Problem Description

Given an integer array nums, return all the triplets [nums[i], nums[j], nums[k]] such that i != j, i != k, and j != k, and nums[i] + nums[j] + nums[k] == 0.

Notice that the solution set must not contain duplicate triplets.

Example 1

Input: nums = [-1,0,1,2,-1,-4]
Output: [[-1,-1,2],[-1,0,1]]
Explanation: 
nums[0] + nums[1] + nums[2] = (-1) + 0 + 1 = 0.
nums[1] + nums[2] + nums[4] = 0 + 1 + (-1) = 0.
nums[0] + nums[3] + nums[4] = (-1) + 2 + (-1) = 0.
The distinct triplets are [-1,0,1] and [-1,-1,2].
Notice that the order of the output and the order of the triplets does not matter.

Example 2

Input: nums = [0,1,1]
Output: []
Explanation: The only possible triplet does not sum up to 0.

Solution

The problem has some similarities with LeetCode 1: Two Sum.
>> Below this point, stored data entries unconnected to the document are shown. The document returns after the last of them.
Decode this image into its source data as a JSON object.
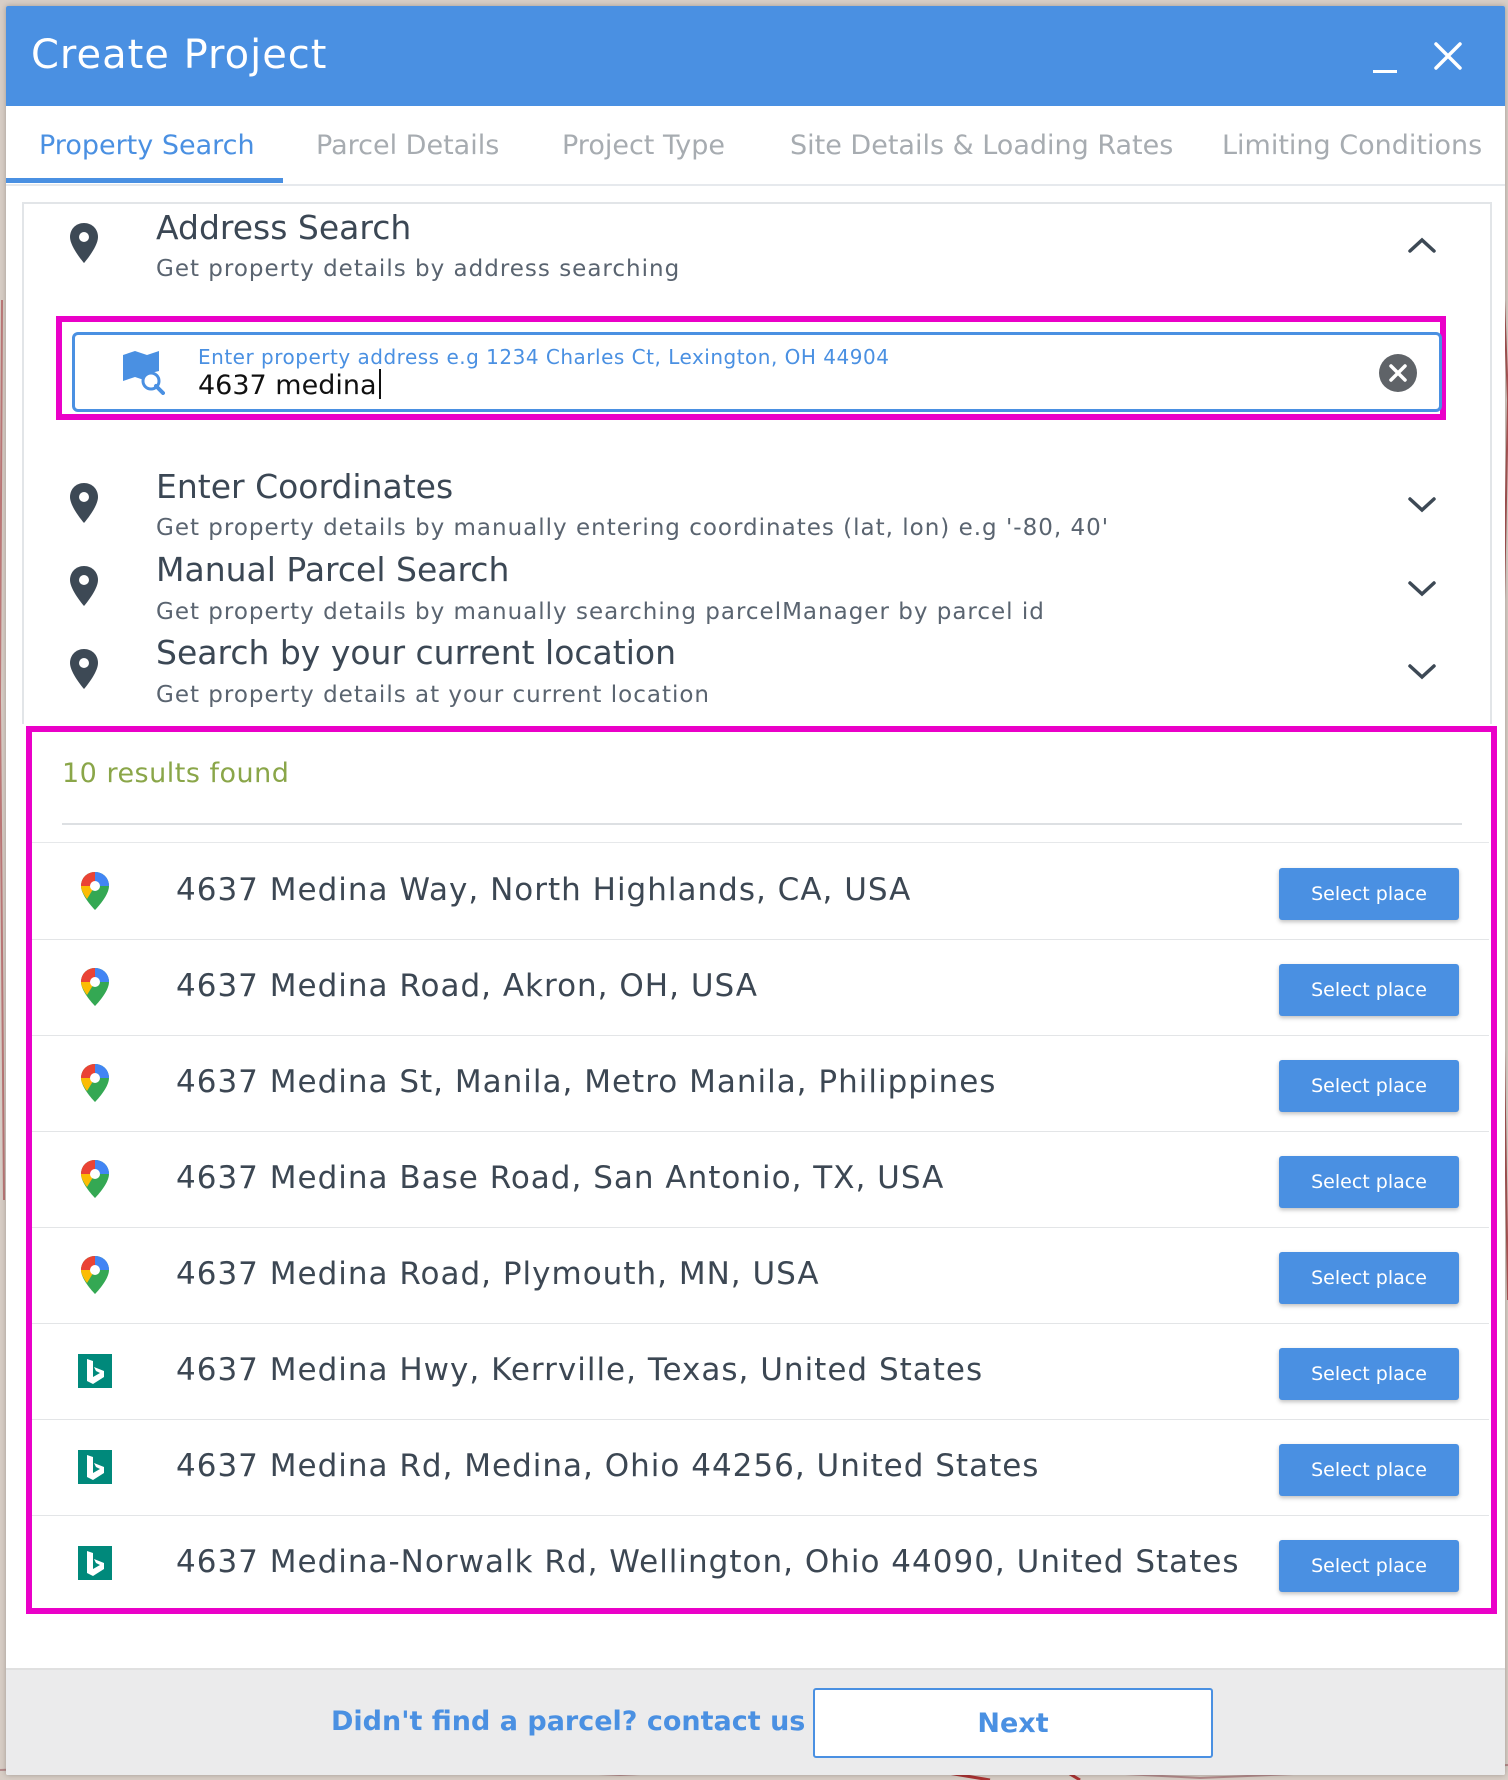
{
  "dialog": {
    "title": "Create Project",
    "minimize_icon": "minimize-icon",
    "close_icon": "close-icon"
  },
  "tabs": [
    {
      "label": "Property Search",
      "active": true
    },
    {
      "label": "Parcel Details",
      "active": false
    },
    {
      "label": "Project Type",
      "active": false
    },
    {
      "label": "Site Details & Loading Rates",
      "active": false
    },
    {
      "label": "Limiting Conditions",
      "active": false
    }
  ],
  "search_options": [
    {
      "title": "Address Search",
      "subtitle": "Get property details by address searching",
      "expanded": true,
      "icon": "location-pin-icon"
    },
    {
      "title": "Enter Coordinates",
      "subtitle": "Get property details by manually entering coordinates (lat, lon) e.g '-80, 40'",
      "expanded": false,
      "icon": "location-pin-icon"
    },
    {
      "title": "Manual Parcel Search",
      "subtitle": "Get property details by manually searching parcelManager by parcel id",
      "expanded": false,
      "icon": "location-pin-icon"
    },
    {
      "title": "Search by your current location",
      "subtitle": "Get property details at your current location",
      "expanded": false,
      "icon": "location-pin-icon"
    }
  ],
  "address_input": {
    "placeholder": "Enter property address e.g 1234 Charles Ct, Lexington, OH 44904",
    "value": "4637 medina",
    "icon": "map-search-icon",
    "clear_icon": "clear-circle-icon"
  },
  "results": {
    "count_label": "10 results found",
    "select_label": "Select place",
    "items": [
      {
        "address": "4637 Medina Way, North Highlands, CA, USA",
        "source": "google-maps-pin-icon"
      },
      {
        "address": "4637 Medina Road, Akron, OH, USA",
        "source": "google-maps-pin-icon"
      },
      {
        "address": "4637 Medina St, Manila, Metro Manila, Philippines",
        "source": "google-maps-pin-icon"
      },
      {
        "address": "4637 Medina Base Road, San Antonio, TX, USA",
        "source": "google-maps-pin-icon"
      },
      {
        "address": "4637 Medina Road, Plymouth, MN, USA",
        "source": "google-maps-pin-icon"
      },
      {
        "address": "4637 Medina Hwy, Kerrville, Texas, United States",
        "source": "bing-logo-icon"
      },
      {
        "address": "4637 Medina Rd, Medina, Ohio 44256, United States",
        "source": "bing-logo-icon"
      },
      {
        "address": "4637 Medina-Norwalk Rd, Wellington, Ohio 44090, United States",
        "source": "bing-logo-icon"
      }
    ]
  },
  "footer": {
    "contact_link": "Didn't find a parcel? contact us",
    "next_label": "Next"
  },
  "colors": {
    "primary": "#4a90e2",
    "highlight": "#ea00c8",
    "results_count": "#8aa649"
  }
}
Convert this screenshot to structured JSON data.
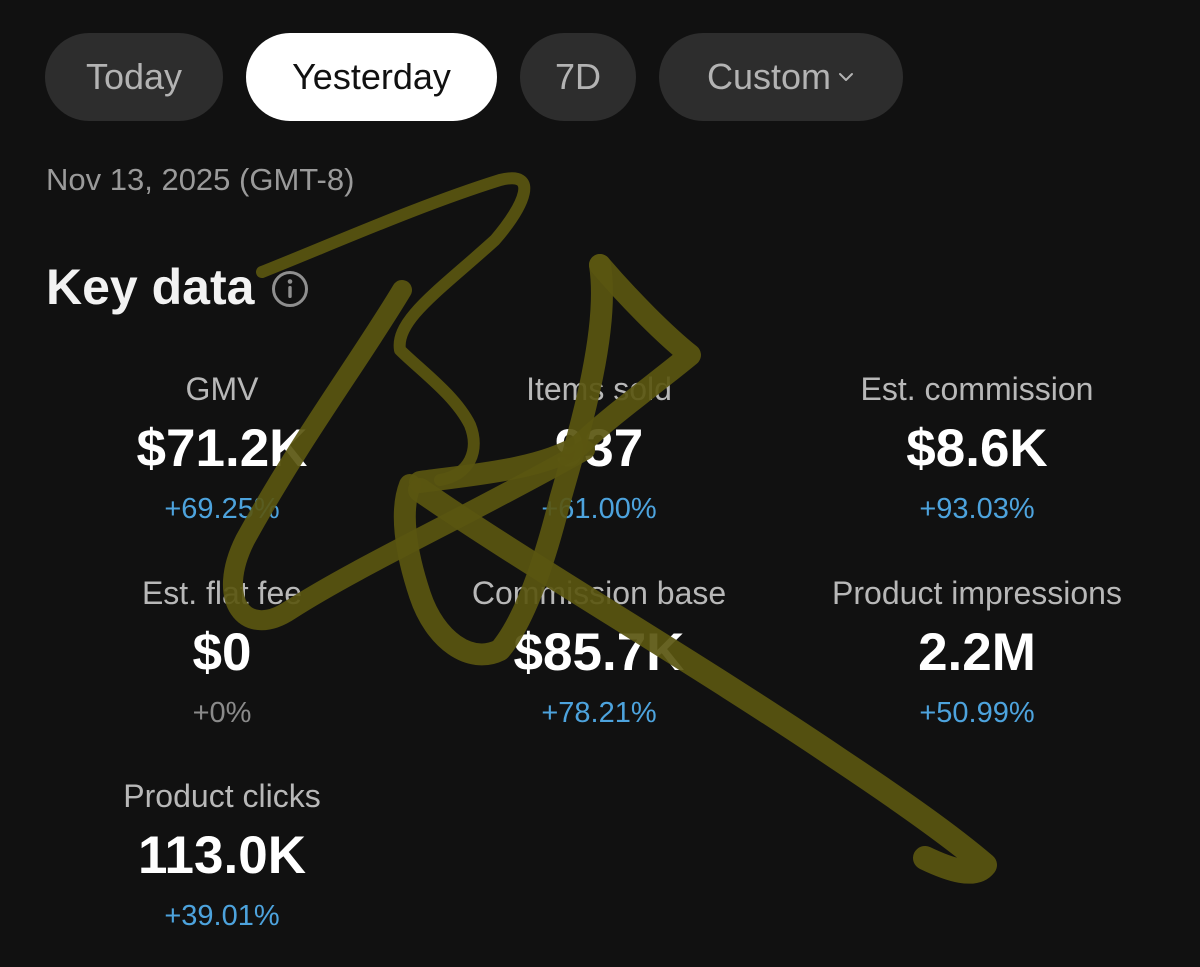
{
  "tabs": [
    {
      "label": "Today",
      "active": false
    },
    {
      "label": "Yesterday",
      "active": true
    },
    {
      "label": "7D",
      "active": false
    },
    {
      "label": "Custom",
      "active": false
    }
  ],
  "date": "Nov 13, 2025 (GMT-8)",
  "section_title": "Key data",
  "metrics": {
    "gmv": {
      "label": "GMV",
      "value": "$71.2K",
      "change": "+69.25%"
    },
    "items_sold": {
      "label": "Items sold",
      "value": "937",
      "change": "+61.00%"
    },
    "est_commission": {
      "label": "Est. commission",
      "value": "$8.6K",
      "change": "+93.03%"
    },
    "est_flat_fee": {
      "label": "Est. flat fee",
      "value": "$0",
      "change": "+0%"
    },
    "commission_base": {
      "label": "Commission base",
      "value": "$85.7K",
      "change": "+78.21%"
    },
    "product_impressions": {
      "label": "Product impressions",
      "value": "2.2M",
      "change": "+50.99%"
    },
    "product_clicks": {
      "label": "Product clicks",
      "value": "113.0K",
      "change": "+39.01%"
    }
  },
  "colors": {
    "background": "#111111",
    "tab_inactive": "#2d2d2d",
    "tab_active": "#ffffff",
    "positive_change": "#4da3dd",
    "neutral_change": "#8a8a8a",
    "scribble": "#5a5610"
  },
  "icons": {
    "info": "info-icon",
    "dropdown": "chevron-down-icon"
  }
}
The difference is here the solutions may be multiple. Therefore, we can borrow the same idea, at the same time take care of duplicate issues, which can be achieved by sorting the array first, since the time complexity of sorting is no larger than the total complexity of the problem.

Another thought is that given a sorted array, to find two elements summed to a target, we could use two pointers, which achieves an O(n) time complexity. That is, we put two pointers, one at the left with another one at the right. Next, we check the sum and compared to the target, and move left pointer to the right if the sum is less, or right pointer to the left if the sum is larger. Basically, at each step, we have two options of either increasing or decreasing the sum, instead of only increasing if we put both pointers at the left side.

Java Code

class Solution {
    public List<List<Integer>> threeSum(int[] nums) {
        Arrays.sort( nums );
        List<List<Integer>> ret = new ArrayList<>();
        int len = nums.length, p1 = 0;
        while( p1<len-2 ){
            int l=p1+1, r=len-1;
            while(l < r){
                int sum = nums[p1]+nums[l]+nums[r];
                if( sum == 0 ){
                    ret.add( Arrays.asList(nums[p1], nums[l], nums[r]) );
                    while( ++l<r && nums[l]==nums[l-1] ) ;
                    while( --r>l && nums[r]==nums[r+1] ) ;
                }
                else if( sum < 0 ) while( ++l<r && nums[l]==nums[l-1] ) ;
                else while( --r>l && nums[r]==nums[r+1] ) ;
            }
            while(++p1<len-2 && nums[p1]==nums[p1-1]) ;
        }
        return ret;
    }

}